Pierre Poilievre has replaced the Conservative Party’s top lawyer with his own pick, CBC News has learned, as he continues to shake up the party’s upper echelons.
The party’s legal counsel, Arthur Hamilton, has been replaced with Michael Wilson, a Poilievre ally and partner at the law firm Goodmans, according to sources. The sources were not authorized to speak publicly about the change.
It’s the latest in a series of appointments by Poilievre that include an overhaul of the party’s powerful fundraising arm and a reported change to a high-ranking leadership role.
Wilson, a partner in the dispute resolution group at Goodmans, helped out with Poilievre’s leadership campaign. A Politico profile of the campaign names him as an Ontario field organizer. He previously worked as chief of staff to Ontario’s attorney general.
His predecessor, Hamilton, a partner at Dentons, has a long history of representing the party, including during high-profile incidents during the Stephen Harper era, such as the 2011 robocalls affair.
The switch follows other recent behind-the-scenes changes.
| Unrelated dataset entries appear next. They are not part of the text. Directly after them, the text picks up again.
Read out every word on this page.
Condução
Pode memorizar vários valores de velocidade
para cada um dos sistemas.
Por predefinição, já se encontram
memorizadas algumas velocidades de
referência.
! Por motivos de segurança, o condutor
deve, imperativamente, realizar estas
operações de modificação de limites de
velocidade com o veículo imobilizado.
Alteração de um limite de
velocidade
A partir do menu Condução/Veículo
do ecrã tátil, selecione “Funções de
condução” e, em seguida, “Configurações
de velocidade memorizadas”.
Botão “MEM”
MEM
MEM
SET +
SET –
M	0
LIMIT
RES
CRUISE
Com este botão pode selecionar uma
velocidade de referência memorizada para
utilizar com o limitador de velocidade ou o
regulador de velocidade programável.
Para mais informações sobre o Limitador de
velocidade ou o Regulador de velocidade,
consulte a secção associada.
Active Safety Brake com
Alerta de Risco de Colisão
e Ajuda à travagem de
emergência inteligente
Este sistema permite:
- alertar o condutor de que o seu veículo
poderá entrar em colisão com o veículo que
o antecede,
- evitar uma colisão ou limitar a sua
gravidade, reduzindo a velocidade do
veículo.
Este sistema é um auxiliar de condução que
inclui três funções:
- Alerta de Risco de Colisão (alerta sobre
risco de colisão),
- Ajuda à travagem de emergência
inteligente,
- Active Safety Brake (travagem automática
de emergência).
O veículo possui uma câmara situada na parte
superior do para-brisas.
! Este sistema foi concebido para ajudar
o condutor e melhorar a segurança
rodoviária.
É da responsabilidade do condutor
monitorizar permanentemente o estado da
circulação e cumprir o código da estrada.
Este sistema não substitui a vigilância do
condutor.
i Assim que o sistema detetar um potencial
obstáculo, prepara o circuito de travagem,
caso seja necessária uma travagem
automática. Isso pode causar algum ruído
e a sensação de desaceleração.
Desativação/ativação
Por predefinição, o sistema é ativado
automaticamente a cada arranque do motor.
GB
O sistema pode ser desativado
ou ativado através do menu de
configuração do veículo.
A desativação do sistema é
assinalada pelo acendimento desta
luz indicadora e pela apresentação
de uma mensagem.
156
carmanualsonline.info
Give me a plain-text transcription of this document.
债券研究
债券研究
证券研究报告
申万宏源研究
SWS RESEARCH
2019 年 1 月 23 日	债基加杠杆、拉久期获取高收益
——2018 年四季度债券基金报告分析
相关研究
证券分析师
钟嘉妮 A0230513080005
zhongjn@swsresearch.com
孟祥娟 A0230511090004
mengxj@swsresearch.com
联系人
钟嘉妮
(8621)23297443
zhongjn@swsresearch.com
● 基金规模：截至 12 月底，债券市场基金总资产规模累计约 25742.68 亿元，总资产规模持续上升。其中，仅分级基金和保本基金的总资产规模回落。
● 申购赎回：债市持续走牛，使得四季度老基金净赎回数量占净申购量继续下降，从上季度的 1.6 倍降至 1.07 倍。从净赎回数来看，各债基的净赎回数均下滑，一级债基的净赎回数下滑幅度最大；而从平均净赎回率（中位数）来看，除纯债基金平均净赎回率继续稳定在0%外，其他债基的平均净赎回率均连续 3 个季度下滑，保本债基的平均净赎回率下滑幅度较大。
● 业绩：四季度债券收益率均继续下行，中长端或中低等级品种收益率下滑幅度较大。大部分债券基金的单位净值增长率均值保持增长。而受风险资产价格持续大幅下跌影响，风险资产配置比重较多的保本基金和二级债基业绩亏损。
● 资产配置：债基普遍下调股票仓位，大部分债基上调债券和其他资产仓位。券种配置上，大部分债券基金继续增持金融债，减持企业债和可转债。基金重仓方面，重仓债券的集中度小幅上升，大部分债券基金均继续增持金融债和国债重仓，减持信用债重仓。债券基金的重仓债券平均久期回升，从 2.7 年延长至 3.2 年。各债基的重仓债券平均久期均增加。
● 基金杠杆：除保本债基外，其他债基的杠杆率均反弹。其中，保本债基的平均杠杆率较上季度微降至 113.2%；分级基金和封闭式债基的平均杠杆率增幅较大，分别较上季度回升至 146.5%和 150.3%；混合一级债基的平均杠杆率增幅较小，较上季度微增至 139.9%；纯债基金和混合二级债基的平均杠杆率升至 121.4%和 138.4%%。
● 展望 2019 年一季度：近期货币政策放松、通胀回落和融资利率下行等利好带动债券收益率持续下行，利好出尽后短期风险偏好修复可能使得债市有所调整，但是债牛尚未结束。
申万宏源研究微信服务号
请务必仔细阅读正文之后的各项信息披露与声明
One of Poilievre’s first moves upon becoming Conservative leader was to replace the head of the powerful Conservative Fund.
James Dodds, appointed to the party’s fundraising arm by former leader Erin O’Toole, was replaced with lawyer Robert Staley, another Poilievre ally who has been with the party since the Harper period.
Former MP and cabinet minister Tony Clement was also appointed to the Fund’s board.
Less than a week after winning the leadership, the Toronto Star reported Mike Crase, executive director of Ontario’s Progressive Conservatives, would become executive director of the federal party.
A spokesperson for Poilievre’s office said he would not comment on staffing matters.